Galaxy and Ella hops for dry hopping. I found these included in a single room temperature bag as part of the LME kit.

Light dried malt from Brewers Choice

4. Technique

Pitched: February 12

OG: unknown

Dry hopped: March 4 at SG 1.012

Hop variety: Galaxy and Ella

Bottled: March 11

FG: 1.012

 

I followed mostly the same method as for the first batch. This includes forgetting to take a starting gravity reading. I realised I’d messed up after a couple of days, however by this stage it was too late as most fermentation occurs right after the yeast sets up shop… So it’s another mystery brew.

Pitching

I managed to get the yeast added within 30 minutes of boiling and aerating, as the temperature dropped to 26C fairly quickly

Dry hopping

I dry hopped! You can do this by just chucking the hop pellets in once fermentation is pretty-much done, however I went and got a cheap mesh hop bag, which I tied up with the hops inside. I threw in ten or so glass marbles to help weigh the bag down, however this wasn’t enough somehow, so I’ll double the amount next time around. The bag meant that the hops don’t run the risk of blocking up the tap on bottling day. It also means fewer little green bits floating around in the finished beer.

Breaking shit

I smashed the shit out of my hydrometer. Fantastic. I smashed the shit out of it on a day when I was 90% certain I was safe to bottle. Fantasticker. We took a trip to the homebrew shop, only to be told they were out of stock. Fantasticker still.
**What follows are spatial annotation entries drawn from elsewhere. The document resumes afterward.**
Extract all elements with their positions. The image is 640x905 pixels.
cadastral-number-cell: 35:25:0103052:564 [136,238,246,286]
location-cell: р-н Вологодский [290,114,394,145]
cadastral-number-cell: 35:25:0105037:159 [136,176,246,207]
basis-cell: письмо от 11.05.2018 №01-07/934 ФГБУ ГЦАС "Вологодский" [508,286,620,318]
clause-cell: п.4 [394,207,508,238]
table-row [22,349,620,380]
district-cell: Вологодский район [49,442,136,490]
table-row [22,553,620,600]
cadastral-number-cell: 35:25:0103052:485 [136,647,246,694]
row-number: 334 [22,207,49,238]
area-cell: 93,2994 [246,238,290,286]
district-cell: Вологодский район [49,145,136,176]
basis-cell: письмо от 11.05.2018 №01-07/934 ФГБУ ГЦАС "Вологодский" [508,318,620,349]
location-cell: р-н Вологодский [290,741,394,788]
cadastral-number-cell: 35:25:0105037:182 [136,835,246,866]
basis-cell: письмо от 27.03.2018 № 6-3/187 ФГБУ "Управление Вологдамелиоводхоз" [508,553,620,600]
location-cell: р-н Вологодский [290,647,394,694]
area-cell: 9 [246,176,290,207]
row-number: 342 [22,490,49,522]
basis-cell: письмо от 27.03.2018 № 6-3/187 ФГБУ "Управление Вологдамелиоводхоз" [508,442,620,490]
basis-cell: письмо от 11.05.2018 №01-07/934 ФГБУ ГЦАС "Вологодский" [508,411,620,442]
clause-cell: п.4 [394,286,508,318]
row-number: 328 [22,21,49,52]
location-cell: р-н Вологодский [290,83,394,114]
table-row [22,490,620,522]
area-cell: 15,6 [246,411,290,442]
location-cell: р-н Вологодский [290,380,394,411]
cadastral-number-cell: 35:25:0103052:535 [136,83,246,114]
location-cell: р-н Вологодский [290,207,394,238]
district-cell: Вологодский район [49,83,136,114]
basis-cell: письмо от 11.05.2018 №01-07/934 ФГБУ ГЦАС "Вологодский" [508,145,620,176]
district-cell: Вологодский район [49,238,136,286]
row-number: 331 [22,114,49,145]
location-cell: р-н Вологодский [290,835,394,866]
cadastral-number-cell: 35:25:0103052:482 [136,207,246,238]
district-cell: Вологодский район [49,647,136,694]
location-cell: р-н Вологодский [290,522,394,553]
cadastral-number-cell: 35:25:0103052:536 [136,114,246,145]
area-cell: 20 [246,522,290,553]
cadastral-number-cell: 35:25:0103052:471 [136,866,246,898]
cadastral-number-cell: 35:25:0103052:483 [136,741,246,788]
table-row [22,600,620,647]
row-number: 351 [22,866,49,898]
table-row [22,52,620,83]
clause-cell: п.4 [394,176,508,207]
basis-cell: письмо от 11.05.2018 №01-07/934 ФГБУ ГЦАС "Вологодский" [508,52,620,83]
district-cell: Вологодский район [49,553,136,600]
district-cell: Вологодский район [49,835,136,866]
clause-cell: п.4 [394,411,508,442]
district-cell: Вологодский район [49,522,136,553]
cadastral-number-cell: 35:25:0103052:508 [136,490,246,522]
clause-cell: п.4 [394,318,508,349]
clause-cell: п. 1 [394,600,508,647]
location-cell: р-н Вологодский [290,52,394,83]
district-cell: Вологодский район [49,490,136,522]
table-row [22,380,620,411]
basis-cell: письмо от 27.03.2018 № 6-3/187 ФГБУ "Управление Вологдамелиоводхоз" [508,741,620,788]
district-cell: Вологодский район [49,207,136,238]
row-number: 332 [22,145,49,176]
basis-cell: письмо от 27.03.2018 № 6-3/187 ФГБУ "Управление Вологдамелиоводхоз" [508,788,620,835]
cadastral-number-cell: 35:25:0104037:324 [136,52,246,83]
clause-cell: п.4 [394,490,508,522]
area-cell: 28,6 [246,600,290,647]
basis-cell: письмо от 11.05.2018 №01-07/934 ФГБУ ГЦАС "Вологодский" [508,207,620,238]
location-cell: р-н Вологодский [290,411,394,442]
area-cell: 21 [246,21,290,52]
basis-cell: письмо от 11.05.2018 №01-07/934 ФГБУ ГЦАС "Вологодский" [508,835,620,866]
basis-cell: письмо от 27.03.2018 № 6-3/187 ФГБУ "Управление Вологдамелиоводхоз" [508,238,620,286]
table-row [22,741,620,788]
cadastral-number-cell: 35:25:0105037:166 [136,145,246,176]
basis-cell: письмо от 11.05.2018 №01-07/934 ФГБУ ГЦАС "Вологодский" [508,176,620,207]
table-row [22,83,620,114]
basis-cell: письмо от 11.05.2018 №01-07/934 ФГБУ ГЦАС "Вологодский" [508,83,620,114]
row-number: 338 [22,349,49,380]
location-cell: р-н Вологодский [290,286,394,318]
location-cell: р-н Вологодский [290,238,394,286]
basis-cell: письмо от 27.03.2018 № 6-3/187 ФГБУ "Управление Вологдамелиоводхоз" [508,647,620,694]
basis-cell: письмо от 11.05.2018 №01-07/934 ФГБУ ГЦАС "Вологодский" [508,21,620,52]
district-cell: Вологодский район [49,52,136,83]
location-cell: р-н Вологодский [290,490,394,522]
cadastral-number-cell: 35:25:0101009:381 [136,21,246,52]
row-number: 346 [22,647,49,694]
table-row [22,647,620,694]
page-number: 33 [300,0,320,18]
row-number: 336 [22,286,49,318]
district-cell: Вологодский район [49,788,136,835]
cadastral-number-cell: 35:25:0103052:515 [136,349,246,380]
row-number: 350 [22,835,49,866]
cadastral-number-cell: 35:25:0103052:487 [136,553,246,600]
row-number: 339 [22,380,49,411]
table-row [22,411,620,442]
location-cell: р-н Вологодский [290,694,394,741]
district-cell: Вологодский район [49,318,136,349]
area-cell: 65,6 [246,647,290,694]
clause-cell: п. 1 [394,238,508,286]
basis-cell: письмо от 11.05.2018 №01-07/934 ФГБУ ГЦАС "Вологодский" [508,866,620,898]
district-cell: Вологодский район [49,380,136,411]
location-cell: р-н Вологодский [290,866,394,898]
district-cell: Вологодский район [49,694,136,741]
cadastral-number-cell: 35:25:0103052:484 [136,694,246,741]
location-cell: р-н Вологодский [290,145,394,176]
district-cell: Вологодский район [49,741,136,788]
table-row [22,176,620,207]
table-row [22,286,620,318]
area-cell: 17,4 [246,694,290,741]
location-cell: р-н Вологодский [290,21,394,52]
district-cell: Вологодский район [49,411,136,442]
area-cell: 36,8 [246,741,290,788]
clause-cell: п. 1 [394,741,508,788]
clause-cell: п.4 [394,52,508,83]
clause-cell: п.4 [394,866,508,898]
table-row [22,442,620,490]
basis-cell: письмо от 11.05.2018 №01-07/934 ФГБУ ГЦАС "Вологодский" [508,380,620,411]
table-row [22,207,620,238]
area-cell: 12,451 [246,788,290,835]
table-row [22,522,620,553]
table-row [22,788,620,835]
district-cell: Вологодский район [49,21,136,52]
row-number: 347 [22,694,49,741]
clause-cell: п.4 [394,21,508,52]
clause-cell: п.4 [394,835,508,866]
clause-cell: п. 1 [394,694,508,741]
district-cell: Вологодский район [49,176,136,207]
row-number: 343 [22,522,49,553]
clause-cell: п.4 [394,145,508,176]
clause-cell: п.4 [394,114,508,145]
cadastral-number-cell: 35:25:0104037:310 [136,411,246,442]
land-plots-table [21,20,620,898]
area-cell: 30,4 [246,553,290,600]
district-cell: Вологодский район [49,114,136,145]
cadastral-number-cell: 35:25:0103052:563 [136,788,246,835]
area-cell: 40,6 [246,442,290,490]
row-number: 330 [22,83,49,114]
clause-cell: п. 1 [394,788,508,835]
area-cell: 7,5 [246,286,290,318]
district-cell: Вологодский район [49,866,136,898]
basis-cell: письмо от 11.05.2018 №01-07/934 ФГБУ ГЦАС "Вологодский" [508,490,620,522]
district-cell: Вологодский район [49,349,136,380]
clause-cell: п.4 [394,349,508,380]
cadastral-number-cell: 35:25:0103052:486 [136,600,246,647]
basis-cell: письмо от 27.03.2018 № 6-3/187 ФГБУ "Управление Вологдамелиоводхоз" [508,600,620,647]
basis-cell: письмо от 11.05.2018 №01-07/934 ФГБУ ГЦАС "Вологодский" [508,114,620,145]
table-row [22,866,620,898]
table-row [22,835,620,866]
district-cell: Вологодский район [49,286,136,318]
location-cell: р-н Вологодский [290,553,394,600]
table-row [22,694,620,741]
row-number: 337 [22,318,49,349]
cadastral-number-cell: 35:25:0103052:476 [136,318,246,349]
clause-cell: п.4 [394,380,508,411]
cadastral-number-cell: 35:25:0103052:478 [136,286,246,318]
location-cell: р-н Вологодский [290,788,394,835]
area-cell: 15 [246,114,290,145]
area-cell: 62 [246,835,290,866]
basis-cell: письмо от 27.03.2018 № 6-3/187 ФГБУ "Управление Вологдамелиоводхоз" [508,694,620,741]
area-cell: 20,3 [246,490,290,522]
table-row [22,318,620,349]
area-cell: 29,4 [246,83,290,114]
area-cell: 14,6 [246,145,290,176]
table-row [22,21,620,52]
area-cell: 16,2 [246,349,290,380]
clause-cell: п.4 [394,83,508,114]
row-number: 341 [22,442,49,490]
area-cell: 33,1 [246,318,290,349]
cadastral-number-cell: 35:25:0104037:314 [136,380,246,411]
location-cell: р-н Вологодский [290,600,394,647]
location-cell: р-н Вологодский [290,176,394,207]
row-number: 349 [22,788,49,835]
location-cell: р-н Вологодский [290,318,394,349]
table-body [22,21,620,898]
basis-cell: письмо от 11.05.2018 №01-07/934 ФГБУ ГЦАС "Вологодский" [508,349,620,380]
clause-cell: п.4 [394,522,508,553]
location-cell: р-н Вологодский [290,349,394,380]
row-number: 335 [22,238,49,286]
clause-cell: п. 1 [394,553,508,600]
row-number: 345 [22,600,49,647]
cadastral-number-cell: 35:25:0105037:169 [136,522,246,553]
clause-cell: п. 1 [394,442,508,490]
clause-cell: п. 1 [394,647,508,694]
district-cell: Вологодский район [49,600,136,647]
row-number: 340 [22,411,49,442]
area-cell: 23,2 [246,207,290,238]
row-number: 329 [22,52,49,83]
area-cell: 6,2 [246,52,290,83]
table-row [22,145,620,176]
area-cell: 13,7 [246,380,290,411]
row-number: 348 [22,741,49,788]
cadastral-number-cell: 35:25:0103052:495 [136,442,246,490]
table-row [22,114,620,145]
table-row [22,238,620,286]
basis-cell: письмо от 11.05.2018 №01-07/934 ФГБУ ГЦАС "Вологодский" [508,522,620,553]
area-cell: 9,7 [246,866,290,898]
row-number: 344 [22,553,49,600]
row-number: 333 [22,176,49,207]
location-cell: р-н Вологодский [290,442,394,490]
I ordered one online and left the fermenter to sit while I waited. I guess there wasn’t any rush. I believed that leaving it for longer could only serve to let the yeast clear things up a bit more and it’s not like I’m running out of beer from the first batch. I realised that this also meant I had time to throw in some finings, which I did a few days after the hops but a few days before bottling. Finings are made of pork gelatine and I have vegan friends and family, so this realisation means I probably won’t use the stuff after this round.

Bottling

I bottled on Saturday 11 March, a good four weeks after starting on February 12. I’d have bottled on week three if not for the hydrometer issue. Turns out this was a mistake

 5. Result

Oh hell. It tasts awful. Far, far too strong. Its like I left a tea bag sitting in a boiling kettle for four hours. Might have been an infection. Might have been an effect of leaving the thing sitting for ages before bottling. Maybe a combination or one leading to the other. I’ll see how much of it I can get through but once I run out of bottles for future batches I might start sacrificing a bit of it down the drain.

6. Lessons learned

  1. Plan the development of your loadout
  2. Gelatine is the primary if not only component in finings. There are other ways to clear beer in a more vegan friendly way.
  3. You don’t need  a billion temperature sensors. One will do. Could have skipped this and just gone straight to a fridge for a bit more cash. Your time isn’t worth that amount of screwing around.
  4. Don’t leave it sitting in the fermenter for ages. It matters.